Así, la naturaleza nos muestra ahora en Europa la cara más macabra del “progreso” agroindustrial: originalmente en Alemania y ya en otros 12 países europeos, una mutación con contenido genético de dos cepas de la bacteria E.coli enterohemorrágico contaminó a miles, y hubo serias dificultades para que los científicos pudieran determinar la fuente de la contaminación.
La E.coli es una bacteria de transmisión fecal-oral y habita en los estómagos de muchos animales, incluidos los humanos. Sin embargo, en el caso de las vacas y otros herbívoros, el ecosistema gastrointestinal se vuelve particularmente apto para la multiplicación (y eventual mutación) de esta bacteria cuando su pH se ve alterado por una dieta alta en granos, en vez de una dieta de gramíneas, como naturalmente procede. Tal es el caso de la dieta de la gran mayoría del ganado vacuno en Estados Unidos y Europa, que pasa sus días ya no en pintorescos pastos verdes sino hacinado en establos, rumiando piensos derivados de granos y reposando sobre sus propias heces. Esto, aunado al uso irresponsable de hormonas de crecimiento y antibióticos, se convierte en la combinación perfecta para disparar la tragedia. Y todo esto con el fin de optimizar el proceso de engorde del ganado, concebido ahora como una fábrica de carne y no como un ser vivo.
Esta mala “costumbre” ha tenido como preámbulo el episodio de las “vacas locas”, causado por el canibalismo inducido por los productores de ganado en Inglaterra; y el caso de la gripe porcina (AH1N1), que con casi total seguridad se originó en alguna granja porcina de alta densidad en México (con un promedio de más de 1000 cerdos por granja).

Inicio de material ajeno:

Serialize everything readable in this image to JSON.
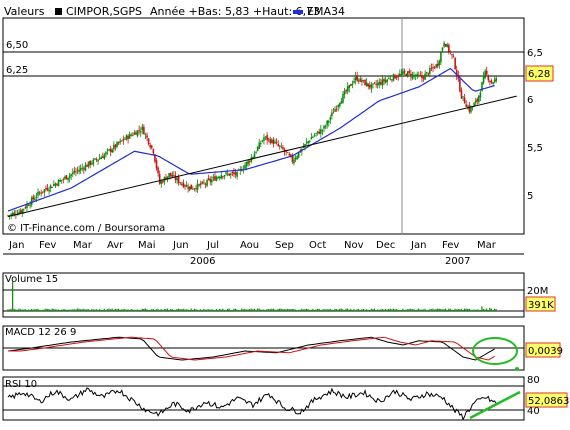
{
  "header": {
    "label": "Valeurs",
    "symbol": "CIMPOR,SGPS",
    "range_text": "Année +Bas: 5,83 +Haut: 6,73",
    "ema_label": "EMA34",
    "ema_color": "#1f2fd0"
  },
  "colors": {
    "up": "#0a8a0a",
    "down": "#d01010",
    "ema": "#1f2fd0",
    "macd": "#000000",
    "signal": "#d01010",
    "annotation": "#22bb22",
    "price_tag_bg": "#ffff66",
    "price_tag_border": "#e03030"
  },
  "watermark": "© IT-Finance.com / Boursorama",
  "chart_data": [
    {
      "type": "candlestick",
      "name": "price",
      "x_labels": [
        "Jan",
        "Fev",
        "Mar",
        "Avr",
        "Mai",
        "Jun",
        "Jul",
        "Aou",
        "Sep",
        "Oct",
        "Nov",
        "Dec",
        "Jan",
        "Fev",
        "Mar"
      ],
      "x_years": [
        "2006",
        "2007"
      ],
      "y_ticks": [
        "6,5",
        "6",
        "5,5",
        "5"
      ],
      "y_tick_values": [
        6.5,
        6,
        5.5,
        5
      ],
      "ylim": [
        4.6,
        6.95
      ],
      "ref_lines": [
        {
          "label": "6,50",
          "value": 6.5
        },
        {
          "label": "6,25",
          "value": 6.25
        }
      ],
      "current_value": "6,28",
      "current_value_num": 6.28,
      "close_keypoints": [
        [
          0,
          4.8
        ],
        [
          8,
          4.85
        ],
        [
          20,
          5.05
        ],
        [
          40,
          5.25
        ],
        [
          60,
          5.45
        ],
        [
          75,
          5.65
        ],
        [
          85,
          5.75
        ],
        [
          92,
          5.5
        ],
        [
          96,
          5.15
        ],
        [
          102,
          5.25
        ],
        [
          110,
          5.15
        ],
        [
          116,
          5.1
        ],
        [
          125,
          5.15
        ],
        [
          135,
          5.25
        ],
        [
          145,
          5.25
        ],
        [
          155,
          5.45
        ],
        [
          162,
          5.65
        ],
        [
          168,
          5.6
        ],
        [
          175,
          5.5
        ],
        [
          180,
          5.4
        ],
        [
          192,
          5.65
        ],
        [
          200,
          5.75
        ],
        [
          210,
          6.05
        ],
        [
          220,
          6.3
        ],
        [
          230,
          6.2
        ],
        [
          242,
          6.3
        ],
        [
          252,
          6.35
        ],
        [
          262,
          6.3
        ],
        [
          272,
          6.45
        ],
        [
          276,
          6.7
        ],
        [
          282,
          6.5
        ],
        [
          287,
          6.1
        ],
        [
          292,
          5.95
        ],
        [
          297,
          6.05
        ],
        [
          302,
          6.35
        ],
        [
          306,
          6.25
        ],
        [
          309,
          6.28
        ]
      ],
      "ema_keypoints": [
        [
          0,
          4.85
        ],
        [
          40,
          5.1
        ],
        [
          80,
          5.5
        ],
        [
          95,
          5.45
        ],
        [
          115,
          5.25
        ],
        [
          150,
          5.3
        ],
        [
          180,
          5.45
        ],
        [
          210,
          5.75
        ],
        [
          235,
          6.05
        ],
        [
          260,
          6.2
        ],
        [
          280,
          6.4
        ],
        [
          295,
          6.15
        ],
        [
          309,
          6.22
        ]
      ],
      "trendline": {
        "x0": 0,
        "y0": 4.79,
        "x1": 322,
        "y1": 6.1
      }
    },
    {
      "type": "bar",
      "name": "Volume 15",
      "title": "Volume 15",
      "y_ticks": [
        "20M"
      ],
      "current_value": "391K",
      "spikes": [
        [
          3,
          0.95
        ],
        [
          140,
          0.08
        ],
        [
          190,
          0.06
        ],
        [
          300,
          0.15
        ],
        [
          305,
          0.1
        ]
      ]
    },
    {
      "type": "line",
      "name": "MACD",
      "title": "MACD 12 26 9",
      "current_value": "0,0039",
      "macd_keypoints": [
        [
          0,
          -0.05
        ],
        [
          15,
          0.0
        ],
        [
          40,
          0.1
        ],
        [
          70,
          0.18
        ],
        [
          85,
          0.15
        ],
        [
          95,
          -0.15
        ],
        [
          110,
          -0.2
        ],
        [
          130,
          -0.15
        ],
        [
          150,
          -0.05
        ],
        [
          170,
          -0.08
        ],
        [
          190,
          0.05
        ],
        [
          210,
          0.12
        ],
        [
          230,
          0.18
        ],
        [
          240,
          0.1
        ],
        [
          250,
          0.05
        ],
        [
          260,
          0.12
        ],
        [
          275,
          0.1
        ],
        [
          288,
          -0.15
        ],
        [
          296,
          -0.2
        ],
        [
          309,
          0.0
        ]
      ],
      "ylim": [
        -0.3,
        0.3
      ]
    },
    {
      "type": "line",
      "name": "RSI",
      "title": "RSI 10",
      "y_ticks": [
        "80",
        "40"
      ],
      "y_tick_values": [
        80,
        40
      ],
      "ylim": [
        25,
        95
      ],
      "current_value": "52,0863",
      "rsi_keypoints": [
        [
          0,
          60
        ],
        [
          10,
          70
        ],
        [
          20,
          55
        ],
        [
          30,
          72
        ],
        [
          40,
          58
        ],
        [
          50,
          75
        ],
        [
          60,
          62
        ],
        [
          70,
          74
        ],
        [
          80,
          55
        ],
        [
          88,
          40
        ],
        [
          96,
          35
        ],
        [
          105,
          52
        ],
        [
          115,
          40
        ],
        [
          125,
          55
        ],
        [
          135,
          45
        ],
        [
          145,
          60
        ],
        [
          155,
          50
        ],
        [
          165,
          68
        ],
        [
          175,
          45
        ],
        [
          185,
          38
        ],
        [
          195,
          60
        ],
        [
          205,
          72
        ],
        [
          215,
          62
        ],
        [
          225,
          70
        ],
        [
          235,
          55
        ],
        [
          245,
          72
        ],
        [
          255,
          58
        ],
        [
          265,
          68
        ],
        [
          275,
          62
        ],
        [
          283,
          40
        ],
        [
          288,
          30
        ],
        [
          295,
          52
        ],
        [
          302,
          62
        ],
        [
          309,
          52
        ]
      ]
    }
  ]
}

Vale la pena recordar que en Estados Unidos se documentaron 8.500 casos de infección y 40 muertes con E.coli O157:H7 entre 1982 y 2002 (mayoritariamente por ingestión de vegetales contaminados prelavados y empacados y en carne molida procesada en mataderos gigantescos); de igual manera el Centro para el Control de Enfermedades (CDC) de ese país, estima que al año ocurren 1800 casos de muertes relacionadas con contaminación de alimentos, de los cuales el 70% son causados por bacterias como la Salmonella (556 casos) o diversas cepas de E.coli (alrededor de 78 muertes al año).
Lo particular entonces no es la contaminación con E.coli, que ya es un mal común e inherente a nuestra cadena alimenticia, sino más bien la elevada toxicidad de la cepa de marras, probablemente relacionada con su capacidad de mantenerse en el tracto digestivo y de causar el muy serio síndrome urémico hemolítico, que este año ya había matado 20 personas en Europa al 4 de junio.
No es exagerado entonces afirmar que con la desaparición de la agricultura que respetaba los seres vivos y los ciclos agroecológicos; la aparición del comercio global de mercancías comestibles; y la competencia por bajos precios y malos salarios, no solo hemos eliminado a los agricultores de nuestros campos, sino también hemos llevado a Frankestein a la mesa.